I see it somewhat gross to pipe the output of "/bin/ls" to a Perl
script, instead of iterating over "while (<../map/*>)" inside the
script itself.

> +	    git hash-object -w --stdin )
> +	STATE_TREE=$(/bin/echo -e "100644 blob $STATE_BLOB\tfilter.map" | git mktree)
> +	STATE_PARENT=$(git show-ref -s "$state_branch")

Don't you already have this in $state_commit?

One advantage of reading $state_branch again at this point is to
detect mistakes of running more than one filter-branch (which may
cause you to read $STATE_PARENT that is different from $state_commit
you read earlier), but I do not think that is being done here, so...
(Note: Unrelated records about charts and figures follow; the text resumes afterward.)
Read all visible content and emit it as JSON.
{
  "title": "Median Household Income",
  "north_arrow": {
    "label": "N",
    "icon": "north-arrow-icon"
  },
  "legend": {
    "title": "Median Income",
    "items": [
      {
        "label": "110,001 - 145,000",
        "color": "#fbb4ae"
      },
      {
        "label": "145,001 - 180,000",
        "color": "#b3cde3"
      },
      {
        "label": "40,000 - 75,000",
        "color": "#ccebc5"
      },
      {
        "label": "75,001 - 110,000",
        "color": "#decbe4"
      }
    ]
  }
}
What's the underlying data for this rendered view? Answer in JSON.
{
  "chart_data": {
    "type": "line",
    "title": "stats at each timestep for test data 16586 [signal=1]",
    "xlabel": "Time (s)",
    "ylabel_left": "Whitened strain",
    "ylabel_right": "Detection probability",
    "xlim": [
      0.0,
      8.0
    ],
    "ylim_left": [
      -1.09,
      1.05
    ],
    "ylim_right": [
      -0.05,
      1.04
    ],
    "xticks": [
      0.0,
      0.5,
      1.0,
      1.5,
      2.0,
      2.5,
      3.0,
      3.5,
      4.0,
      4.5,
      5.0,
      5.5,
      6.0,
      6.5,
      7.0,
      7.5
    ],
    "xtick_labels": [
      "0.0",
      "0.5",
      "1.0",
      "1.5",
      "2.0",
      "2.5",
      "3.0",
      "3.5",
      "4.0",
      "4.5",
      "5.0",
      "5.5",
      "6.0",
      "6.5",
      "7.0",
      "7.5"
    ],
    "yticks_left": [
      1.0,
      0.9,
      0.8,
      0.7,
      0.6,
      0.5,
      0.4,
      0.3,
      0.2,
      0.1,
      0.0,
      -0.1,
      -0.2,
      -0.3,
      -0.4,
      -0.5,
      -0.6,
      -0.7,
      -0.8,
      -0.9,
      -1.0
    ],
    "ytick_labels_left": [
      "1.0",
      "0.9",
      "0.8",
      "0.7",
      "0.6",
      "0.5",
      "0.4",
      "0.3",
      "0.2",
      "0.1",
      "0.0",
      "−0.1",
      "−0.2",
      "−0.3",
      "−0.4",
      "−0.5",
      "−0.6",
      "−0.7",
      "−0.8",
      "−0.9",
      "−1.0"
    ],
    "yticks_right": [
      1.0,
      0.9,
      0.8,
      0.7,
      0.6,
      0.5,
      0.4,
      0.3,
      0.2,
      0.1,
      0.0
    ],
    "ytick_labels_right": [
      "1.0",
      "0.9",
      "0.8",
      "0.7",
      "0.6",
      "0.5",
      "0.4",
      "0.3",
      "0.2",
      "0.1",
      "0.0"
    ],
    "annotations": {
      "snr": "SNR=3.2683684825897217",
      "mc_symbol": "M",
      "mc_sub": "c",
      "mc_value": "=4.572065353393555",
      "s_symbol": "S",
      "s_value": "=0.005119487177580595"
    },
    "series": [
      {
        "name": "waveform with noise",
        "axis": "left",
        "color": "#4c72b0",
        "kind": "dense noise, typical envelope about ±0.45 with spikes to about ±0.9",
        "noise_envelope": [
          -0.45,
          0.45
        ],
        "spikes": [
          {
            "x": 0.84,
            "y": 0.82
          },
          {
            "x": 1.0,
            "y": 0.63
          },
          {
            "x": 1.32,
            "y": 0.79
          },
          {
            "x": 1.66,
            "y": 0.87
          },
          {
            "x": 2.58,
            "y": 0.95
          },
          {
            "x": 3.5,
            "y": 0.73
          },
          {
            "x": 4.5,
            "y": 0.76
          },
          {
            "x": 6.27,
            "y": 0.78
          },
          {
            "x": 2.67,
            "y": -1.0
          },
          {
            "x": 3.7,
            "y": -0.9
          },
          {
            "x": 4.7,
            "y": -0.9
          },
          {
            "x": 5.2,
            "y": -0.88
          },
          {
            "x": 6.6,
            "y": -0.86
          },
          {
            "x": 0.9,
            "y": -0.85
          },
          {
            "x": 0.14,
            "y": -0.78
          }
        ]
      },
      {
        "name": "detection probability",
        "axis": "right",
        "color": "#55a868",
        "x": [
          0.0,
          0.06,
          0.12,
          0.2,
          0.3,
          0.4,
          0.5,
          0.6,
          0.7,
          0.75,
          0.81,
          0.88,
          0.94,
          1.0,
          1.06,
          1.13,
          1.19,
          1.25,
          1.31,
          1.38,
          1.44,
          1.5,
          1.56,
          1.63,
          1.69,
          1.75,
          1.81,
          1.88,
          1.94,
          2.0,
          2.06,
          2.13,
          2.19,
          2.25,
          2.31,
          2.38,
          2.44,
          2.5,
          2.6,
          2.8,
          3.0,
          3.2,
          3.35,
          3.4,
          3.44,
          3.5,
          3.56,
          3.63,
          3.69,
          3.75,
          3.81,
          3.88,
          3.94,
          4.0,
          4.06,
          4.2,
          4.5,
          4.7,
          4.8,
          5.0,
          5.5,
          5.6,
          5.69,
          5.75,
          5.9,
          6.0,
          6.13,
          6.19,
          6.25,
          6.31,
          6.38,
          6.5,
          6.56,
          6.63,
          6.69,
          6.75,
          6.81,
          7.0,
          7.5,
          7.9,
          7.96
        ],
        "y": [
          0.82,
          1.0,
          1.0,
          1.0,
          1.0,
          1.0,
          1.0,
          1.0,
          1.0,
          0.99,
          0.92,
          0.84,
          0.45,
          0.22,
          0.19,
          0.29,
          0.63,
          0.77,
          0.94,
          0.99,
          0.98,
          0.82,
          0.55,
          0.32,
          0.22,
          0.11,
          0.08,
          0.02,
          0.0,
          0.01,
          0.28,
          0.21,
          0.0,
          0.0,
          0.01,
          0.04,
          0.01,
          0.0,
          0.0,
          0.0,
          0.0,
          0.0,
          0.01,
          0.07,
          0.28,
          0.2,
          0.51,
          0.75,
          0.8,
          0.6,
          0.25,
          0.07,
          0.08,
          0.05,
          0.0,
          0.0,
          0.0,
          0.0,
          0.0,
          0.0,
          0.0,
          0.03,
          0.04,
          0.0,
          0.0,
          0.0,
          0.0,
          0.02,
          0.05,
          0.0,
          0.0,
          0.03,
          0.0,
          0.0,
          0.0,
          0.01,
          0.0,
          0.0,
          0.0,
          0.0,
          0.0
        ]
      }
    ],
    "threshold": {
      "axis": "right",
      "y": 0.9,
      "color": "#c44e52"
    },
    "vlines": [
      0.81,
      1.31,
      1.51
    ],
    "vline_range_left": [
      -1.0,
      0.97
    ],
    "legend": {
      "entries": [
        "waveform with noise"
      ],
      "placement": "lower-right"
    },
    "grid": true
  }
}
> +	unset GIT_AUTHOR_NAME GIT_AUTHOR_EMAIL GIT_AUTHOR_DATE
> +	unset GIT_COMMITTER_NAME GIT_COMMITTER_EMAIL GIT_COMMITTER_DATE

Hmph.  I can see that you are trying not to be affected by the
committers and authors of the commits on the branch being filtered
(which are set by finish_ident shell function), but I wonder if we
could (and more importantly "want to") do better to preserve the
real committer the user who runs the script may have in the
environment before running it.  I guess it does not matter that
much, as long as the user has properly user.{name,email} configured
elsewhere without relying on the environment variable.

> +	if [ -n "$STATE_PARENT" ] ; then
> +	    STATE_COMMIT=$(/bin/echo "Sync" | git commit-tree "$STATE_TREE" -p "$STATE_PARENT")
> +	else
> +	    STATE_COMMIT=$(/bin/echo "Sync" | git commit-tree "$STATE_TREE" )
> +	fi
> +	git update-ref "$state_branch" "$STATE_COMMIT"
> +fi
> +
>  cd "$orig_dir"
>  rm -rf "$tempdir"

Despite all the above comments, I like what you are trying to
achieve here.  Thanks for sharing.